Pioviccica, le strade del quartiere sono semi deserte e il camion a due piani si sposta lento per le strade di San Basilio con dietro una processione di addetti ai lavori e forze dell'ordine. L'effetto è straniante. La prima uscita di "Spaccio Arte", l'iniziativa itinerante per i quartieri periferici di Roma promossa dal Campidoglio, e in particolare dalla delegata della sindaca alle periferie Federica Angeli, non è di certo un successo di pubblico. L'obiettivo è quello di "occupare" per qualche ora le piazze di spaccio. Il problema è che poi tutto torna come prima e chi vi abita quasi non si accorge di quello che sta accadendo. Le vedette urlano di allontanarsi, la catena dello spaccio si interrompe per qualche ora, le sedie di pusher e vedette vengono buttate via.

La sensazione per chi assiste è proprio quella di un pullman con della musica calata dall'alto, senza dialogo con il tessuto del quartiere, con le associazioni. Certo c'è il parroco anti spaccio Don Antonio Coluccia, le cui processioni solitarie sono state in qualche modo adottate da Federica Angeli. A Federica Angeli e Virginia Raggi bisogna certo dare atto di metterci la faccia.

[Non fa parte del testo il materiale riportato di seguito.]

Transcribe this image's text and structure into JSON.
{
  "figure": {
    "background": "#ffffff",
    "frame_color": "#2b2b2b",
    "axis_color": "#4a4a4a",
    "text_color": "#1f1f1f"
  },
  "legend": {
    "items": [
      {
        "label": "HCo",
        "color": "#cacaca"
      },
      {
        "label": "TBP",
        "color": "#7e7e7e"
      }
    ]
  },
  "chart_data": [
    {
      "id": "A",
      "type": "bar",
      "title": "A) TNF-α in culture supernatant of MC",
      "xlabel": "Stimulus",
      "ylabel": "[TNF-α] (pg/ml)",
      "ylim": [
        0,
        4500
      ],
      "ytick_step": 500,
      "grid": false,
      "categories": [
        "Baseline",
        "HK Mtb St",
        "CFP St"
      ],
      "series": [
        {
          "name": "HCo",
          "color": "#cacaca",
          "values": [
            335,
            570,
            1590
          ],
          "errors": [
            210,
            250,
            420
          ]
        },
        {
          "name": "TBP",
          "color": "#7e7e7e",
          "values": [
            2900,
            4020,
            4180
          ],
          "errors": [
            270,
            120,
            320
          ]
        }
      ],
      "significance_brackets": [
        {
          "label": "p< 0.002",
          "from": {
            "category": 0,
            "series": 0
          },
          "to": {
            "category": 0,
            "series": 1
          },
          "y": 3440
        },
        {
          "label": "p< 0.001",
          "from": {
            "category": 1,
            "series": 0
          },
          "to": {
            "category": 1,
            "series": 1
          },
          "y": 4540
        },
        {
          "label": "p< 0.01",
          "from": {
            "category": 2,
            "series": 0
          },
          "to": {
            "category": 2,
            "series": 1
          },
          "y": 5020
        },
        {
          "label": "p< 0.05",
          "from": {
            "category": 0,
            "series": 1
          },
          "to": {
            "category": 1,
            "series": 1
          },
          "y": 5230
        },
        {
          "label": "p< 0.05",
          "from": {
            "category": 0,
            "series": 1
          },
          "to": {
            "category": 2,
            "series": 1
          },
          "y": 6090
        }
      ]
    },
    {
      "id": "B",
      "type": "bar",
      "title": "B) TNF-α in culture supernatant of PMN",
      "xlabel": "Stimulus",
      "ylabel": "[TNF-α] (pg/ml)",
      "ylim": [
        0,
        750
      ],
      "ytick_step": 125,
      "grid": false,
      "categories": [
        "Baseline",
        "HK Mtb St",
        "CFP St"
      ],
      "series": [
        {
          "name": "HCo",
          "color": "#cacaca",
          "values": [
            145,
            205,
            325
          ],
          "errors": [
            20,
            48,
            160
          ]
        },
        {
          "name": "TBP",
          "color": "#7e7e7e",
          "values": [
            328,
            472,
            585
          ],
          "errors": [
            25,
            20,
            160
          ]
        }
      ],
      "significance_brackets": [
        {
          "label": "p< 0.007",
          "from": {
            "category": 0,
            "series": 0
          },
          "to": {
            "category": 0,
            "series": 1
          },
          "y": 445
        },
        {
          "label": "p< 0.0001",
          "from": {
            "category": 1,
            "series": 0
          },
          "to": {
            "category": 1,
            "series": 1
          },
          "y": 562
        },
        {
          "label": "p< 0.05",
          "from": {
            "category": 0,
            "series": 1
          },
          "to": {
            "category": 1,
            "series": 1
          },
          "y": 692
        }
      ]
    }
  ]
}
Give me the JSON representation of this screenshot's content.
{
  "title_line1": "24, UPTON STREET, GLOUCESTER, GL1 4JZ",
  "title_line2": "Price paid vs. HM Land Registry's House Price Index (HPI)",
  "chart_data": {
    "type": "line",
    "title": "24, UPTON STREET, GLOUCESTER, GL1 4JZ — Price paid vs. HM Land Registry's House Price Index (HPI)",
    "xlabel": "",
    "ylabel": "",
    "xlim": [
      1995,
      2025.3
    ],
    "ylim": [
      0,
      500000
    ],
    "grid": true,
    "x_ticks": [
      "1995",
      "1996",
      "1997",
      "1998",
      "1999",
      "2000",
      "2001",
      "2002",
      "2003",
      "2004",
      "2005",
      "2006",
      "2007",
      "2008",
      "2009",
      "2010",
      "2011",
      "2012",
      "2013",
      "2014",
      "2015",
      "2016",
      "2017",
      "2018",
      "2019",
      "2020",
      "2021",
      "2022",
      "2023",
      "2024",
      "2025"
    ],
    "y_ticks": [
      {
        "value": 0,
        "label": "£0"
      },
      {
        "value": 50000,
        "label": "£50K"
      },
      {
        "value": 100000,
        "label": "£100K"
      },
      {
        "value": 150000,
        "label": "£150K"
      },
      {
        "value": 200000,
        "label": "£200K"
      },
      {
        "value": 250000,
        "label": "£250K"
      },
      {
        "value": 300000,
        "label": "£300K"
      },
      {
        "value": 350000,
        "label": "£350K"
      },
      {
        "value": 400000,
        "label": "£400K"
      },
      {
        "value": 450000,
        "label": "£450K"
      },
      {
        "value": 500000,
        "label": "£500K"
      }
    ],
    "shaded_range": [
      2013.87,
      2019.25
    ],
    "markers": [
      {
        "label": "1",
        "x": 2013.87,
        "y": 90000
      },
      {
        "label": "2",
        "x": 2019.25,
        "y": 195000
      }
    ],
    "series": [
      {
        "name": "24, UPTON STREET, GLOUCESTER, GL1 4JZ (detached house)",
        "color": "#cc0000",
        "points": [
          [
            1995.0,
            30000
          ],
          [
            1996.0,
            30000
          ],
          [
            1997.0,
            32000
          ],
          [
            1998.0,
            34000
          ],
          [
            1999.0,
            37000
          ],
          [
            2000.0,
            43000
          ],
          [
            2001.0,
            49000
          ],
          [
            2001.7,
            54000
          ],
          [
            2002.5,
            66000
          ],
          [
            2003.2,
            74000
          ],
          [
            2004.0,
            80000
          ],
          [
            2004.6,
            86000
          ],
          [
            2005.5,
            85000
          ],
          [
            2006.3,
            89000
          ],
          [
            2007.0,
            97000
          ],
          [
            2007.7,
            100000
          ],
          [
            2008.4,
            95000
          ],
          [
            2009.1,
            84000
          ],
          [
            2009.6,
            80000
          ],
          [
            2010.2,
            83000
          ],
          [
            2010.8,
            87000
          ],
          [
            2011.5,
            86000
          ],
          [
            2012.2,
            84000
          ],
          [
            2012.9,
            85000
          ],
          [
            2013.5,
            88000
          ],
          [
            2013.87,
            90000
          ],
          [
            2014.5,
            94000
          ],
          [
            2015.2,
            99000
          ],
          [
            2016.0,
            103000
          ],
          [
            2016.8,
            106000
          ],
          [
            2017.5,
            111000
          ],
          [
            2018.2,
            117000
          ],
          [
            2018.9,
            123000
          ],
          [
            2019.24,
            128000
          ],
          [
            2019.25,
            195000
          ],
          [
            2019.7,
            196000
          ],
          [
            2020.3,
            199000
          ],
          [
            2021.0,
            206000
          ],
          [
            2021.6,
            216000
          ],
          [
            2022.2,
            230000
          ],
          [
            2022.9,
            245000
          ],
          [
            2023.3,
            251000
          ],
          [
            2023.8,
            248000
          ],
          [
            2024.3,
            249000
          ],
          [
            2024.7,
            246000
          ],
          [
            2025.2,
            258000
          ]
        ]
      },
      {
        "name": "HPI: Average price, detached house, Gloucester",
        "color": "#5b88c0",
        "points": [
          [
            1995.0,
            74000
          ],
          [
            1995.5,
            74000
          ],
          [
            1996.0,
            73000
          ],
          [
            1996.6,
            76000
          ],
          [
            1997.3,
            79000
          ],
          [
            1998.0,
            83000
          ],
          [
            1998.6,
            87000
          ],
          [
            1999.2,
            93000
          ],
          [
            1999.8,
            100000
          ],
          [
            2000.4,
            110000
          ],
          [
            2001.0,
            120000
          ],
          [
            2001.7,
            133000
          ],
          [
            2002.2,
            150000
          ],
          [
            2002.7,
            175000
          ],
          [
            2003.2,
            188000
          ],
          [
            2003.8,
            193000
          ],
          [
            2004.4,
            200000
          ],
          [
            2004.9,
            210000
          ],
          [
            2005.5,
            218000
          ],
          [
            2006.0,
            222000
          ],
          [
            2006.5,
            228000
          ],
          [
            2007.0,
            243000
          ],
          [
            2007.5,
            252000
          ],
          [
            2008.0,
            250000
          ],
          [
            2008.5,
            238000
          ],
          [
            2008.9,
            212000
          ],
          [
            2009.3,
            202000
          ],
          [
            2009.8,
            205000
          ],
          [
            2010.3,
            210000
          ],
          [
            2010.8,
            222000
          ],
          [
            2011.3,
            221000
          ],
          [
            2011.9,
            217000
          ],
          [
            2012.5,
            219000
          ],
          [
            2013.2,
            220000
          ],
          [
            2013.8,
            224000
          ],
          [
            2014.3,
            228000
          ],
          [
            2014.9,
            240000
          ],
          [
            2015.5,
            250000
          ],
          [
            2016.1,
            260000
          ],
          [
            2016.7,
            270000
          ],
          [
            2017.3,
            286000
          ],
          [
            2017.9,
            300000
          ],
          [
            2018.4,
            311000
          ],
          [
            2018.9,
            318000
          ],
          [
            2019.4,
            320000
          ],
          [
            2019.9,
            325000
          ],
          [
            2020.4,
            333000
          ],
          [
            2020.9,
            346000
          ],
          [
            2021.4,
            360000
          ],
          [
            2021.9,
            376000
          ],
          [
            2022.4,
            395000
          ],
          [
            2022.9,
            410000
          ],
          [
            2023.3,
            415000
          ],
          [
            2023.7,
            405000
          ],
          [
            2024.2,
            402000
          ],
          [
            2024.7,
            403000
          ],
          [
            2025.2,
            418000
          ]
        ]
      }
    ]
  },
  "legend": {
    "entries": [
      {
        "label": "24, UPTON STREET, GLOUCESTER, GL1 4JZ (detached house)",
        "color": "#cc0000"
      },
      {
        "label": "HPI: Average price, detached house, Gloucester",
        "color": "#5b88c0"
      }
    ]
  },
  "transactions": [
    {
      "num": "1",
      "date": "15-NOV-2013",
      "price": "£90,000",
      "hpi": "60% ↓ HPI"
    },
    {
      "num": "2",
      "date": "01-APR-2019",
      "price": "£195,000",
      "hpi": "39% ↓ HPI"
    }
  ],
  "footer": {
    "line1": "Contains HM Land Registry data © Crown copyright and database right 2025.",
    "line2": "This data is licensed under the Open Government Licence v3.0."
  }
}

Qualcuno scende, urla, c'è chi parla di "spot elettorale", la sindaca promette di tornare e incontrare chi gli pone dei problemi "non a favore di telecamera". Angeli ammette che ovviamente "questa iniziativa non basta", e la sindaca sottolinea come "non ci possono essere zone franche dal controllo dello Stato". Raggi ha parlato di manutenzione del verde e dell'apertura di alcune serrande abbandonate per aprire delle attività commerciali, ma qui nel mezzo del lockdown è stata la solidarietà tra gli abitanti che ha salvato molti dalla fame mentre i buoni spesa del comune non arrivavano.

Certo, qualche ora di stornelli romani non fanno male a nessuno questo è certo, in questo caso a malapena si sente la musica all'interno dei lotti. Le finestre rimangono per lo più chiuse, la sfilata non provoca empatia. Eppure qui la sindaca Virginia Raggi nel 2016 ha fatto il pieno di voti, e non è la criminalità organizzata che impone di non partecipare, chi gestisce la piazza di spaccio è indifferente, lascia spazio, si ritira in buon ordine per poi tornare al proprio posto. E allora che succede? Forse i cittadini di questi quartieri, delle famose periferie, andrebbero chiamati a "partecipare" non ad "ascoltare", bisognerebbe partire dal presupposto che qui non ci sono solo le mafie ma anche tanto altro, organizzarsi con loro e non offrire un momento ricreativo del tutto estemporaneo.

La cultura e la coesione sociale sono importanti non c'è dubbio, ma una singola ora di aiuto compiti per combattere la dispersione scolastica della scuola popolare A Testa Alta, forse vale di più di tutto questo.  Proprio educatori e volontari di questa scuola nata qualche anno fa, hanno portato qui la musica neomelodica di Franco Ricciardi. Da Scampia a San Basilio un canto di riscatto sociale, di comunità che portano sé uno stigma, che prendono direttamente la parola e si raccontano. I ragazzini sui muretti cantavano a squarciagola in napoletano, l'evento era atteso come una cosa importante per tutto il quartiere.

Se le piazze di spaccio vanno occupate bisogna farlo davvero, giorno e notte, per settimane. La cultura va portata nelle periferie certo, ma a partire da quella che già qua si esprime e vive. E allo stesso tempo bisognerebbe chiedere lavoro, casa, un welfare adeguato per combattere il lavoro illegale e la rete di welfare offerto dall'economia criminale.

Che venire qua tanto pe' cantà non è più tempo.